1. 📘 Topic and Domain: Medical large language models (LLMs) for clinical decision support, specifically focusing on transforming passive question-answering systems into active clinical-grade decision-making partners.
2. 💡 Previous Research and New Ideas: Building upon existing medical LLMs like GPT-5.2 and previous Baichuan models (M1, M2), the paper proposes a unified framework that integrates clinical inquiry with reliable reasoning through a three-stage training pipeline combining task-specific reinforcement learning, offline policy distillation, and multi-teacher online policy distillation.
3. ❓ Problem: Current medical LLMs fail to maintain evidence-grounded and uncertainty-aware responses in open-ended clinical interactions, exhibiting "inquiry inertia" (lacking agency to elicit missing evidence) and struggling with hallucination control during long-horizon medical decision-making.

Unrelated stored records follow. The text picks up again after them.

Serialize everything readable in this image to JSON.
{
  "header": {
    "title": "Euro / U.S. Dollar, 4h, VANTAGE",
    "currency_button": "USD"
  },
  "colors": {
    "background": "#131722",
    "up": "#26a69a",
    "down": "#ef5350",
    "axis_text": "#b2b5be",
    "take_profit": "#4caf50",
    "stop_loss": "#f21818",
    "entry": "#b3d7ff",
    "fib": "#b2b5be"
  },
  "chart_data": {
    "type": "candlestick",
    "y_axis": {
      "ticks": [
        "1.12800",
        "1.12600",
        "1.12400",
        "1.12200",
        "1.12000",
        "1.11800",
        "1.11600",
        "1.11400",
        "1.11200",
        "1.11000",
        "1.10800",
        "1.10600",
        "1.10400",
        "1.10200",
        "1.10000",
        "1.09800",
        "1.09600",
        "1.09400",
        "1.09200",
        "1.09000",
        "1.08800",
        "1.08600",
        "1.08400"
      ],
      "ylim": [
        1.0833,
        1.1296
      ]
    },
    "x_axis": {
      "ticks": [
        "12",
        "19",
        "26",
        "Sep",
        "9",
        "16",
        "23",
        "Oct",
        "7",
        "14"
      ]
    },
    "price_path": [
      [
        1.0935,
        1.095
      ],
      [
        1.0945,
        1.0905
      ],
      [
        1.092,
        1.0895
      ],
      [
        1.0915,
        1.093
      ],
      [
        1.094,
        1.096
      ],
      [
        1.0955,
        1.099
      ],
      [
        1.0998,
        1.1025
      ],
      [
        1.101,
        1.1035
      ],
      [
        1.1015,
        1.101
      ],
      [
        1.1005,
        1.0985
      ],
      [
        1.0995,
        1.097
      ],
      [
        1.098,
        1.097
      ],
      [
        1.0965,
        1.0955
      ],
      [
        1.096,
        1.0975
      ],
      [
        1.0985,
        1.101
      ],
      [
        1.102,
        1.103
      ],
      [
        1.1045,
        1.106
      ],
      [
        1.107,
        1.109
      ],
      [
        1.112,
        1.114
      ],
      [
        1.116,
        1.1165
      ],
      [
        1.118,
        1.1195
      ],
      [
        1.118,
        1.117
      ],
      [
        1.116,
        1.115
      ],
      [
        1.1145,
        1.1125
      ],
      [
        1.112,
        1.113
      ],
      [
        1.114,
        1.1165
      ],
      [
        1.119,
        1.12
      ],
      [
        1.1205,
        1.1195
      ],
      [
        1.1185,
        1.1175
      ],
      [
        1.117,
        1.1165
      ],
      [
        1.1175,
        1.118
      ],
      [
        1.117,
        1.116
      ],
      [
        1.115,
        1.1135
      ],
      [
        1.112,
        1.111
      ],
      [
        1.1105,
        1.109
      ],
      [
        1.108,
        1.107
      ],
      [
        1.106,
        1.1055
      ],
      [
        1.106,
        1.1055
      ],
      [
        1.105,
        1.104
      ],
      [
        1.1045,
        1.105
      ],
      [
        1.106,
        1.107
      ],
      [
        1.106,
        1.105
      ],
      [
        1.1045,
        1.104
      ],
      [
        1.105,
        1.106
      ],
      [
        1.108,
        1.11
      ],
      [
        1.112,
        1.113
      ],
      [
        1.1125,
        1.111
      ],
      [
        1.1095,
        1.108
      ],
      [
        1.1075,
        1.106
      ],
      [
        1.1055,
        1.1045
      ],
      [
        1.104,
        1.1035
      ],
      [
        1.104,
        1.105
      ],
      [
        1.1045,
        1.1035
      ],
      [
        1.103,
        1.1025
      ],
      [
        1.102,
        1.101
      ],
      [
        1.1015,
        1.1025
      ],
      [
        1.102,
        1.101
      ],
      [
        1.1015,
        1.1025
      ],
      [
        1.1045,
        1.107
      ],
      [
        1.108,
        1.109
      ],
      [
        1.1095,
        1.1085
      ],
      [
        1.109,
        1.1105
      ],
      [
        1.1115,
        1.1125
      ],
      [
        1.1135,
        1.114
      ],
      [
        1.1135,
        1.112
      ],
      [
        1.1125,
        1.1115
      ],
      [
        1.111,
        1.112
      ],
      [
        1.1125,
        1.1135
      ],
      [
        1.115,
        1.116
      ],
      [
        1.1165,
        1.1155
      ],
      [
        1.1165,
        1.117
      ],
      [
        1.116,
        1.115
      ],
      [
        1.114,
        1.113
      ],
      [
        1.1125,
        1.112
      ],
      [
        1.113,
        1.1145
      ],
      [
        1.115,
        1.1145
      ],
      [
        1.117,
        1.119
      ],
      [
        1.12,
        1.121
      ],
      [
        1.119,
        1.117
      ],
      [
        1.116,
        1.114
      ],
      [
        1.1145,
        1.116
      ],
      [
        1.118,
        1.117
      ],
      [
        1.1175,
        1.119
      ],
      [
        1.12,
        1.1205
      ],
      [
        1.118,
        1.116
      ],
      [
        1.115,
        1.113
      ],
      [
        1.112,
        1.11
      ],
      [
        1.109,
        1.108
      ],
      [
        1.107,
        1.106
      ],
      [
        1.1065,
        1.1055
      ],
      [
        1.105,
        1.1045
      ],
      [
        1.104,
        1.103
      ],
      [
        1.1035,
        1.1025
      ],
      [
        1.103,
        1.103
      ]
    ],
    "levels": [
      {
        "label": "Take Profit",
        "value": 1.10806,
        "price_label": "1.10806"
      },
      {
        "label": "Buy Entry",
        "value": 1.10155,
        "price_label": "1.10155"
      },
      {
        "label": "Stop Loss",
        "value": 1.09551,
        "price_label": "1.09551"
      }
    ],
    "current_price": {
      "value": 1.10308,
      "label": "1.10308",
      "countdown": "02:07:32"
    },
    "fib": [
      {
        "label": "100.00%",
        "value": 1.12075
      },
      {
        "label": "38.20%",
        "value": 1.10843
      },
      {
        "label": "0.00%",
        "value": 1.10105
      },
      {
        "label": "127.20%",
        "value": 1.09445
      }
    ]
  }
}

4. 🛠️ Methods: The paper employs Segmented Pipeline RL with Step-Penalized Advantage with Relative baseline (SPAR) algorithm for multi-stage clinical workflows, Dynamic Rubric Evolution for reward optimization, and Fact-Aware Reinforcement Learning with semantic claim verification for hallucination suppression.
5. 📊 Results and Evaluation: Baichuan-M3 achieves state-of-the-art performance with 44.4 on HealthBench-Hard (outperforming GPT-5.2), top scores on ScanBench across Clinical Inquiry (74.9), Laboratory Testing (72.1), and Diagnosis (74.4), and the lowest hallucination rate of 3.5% among compared models.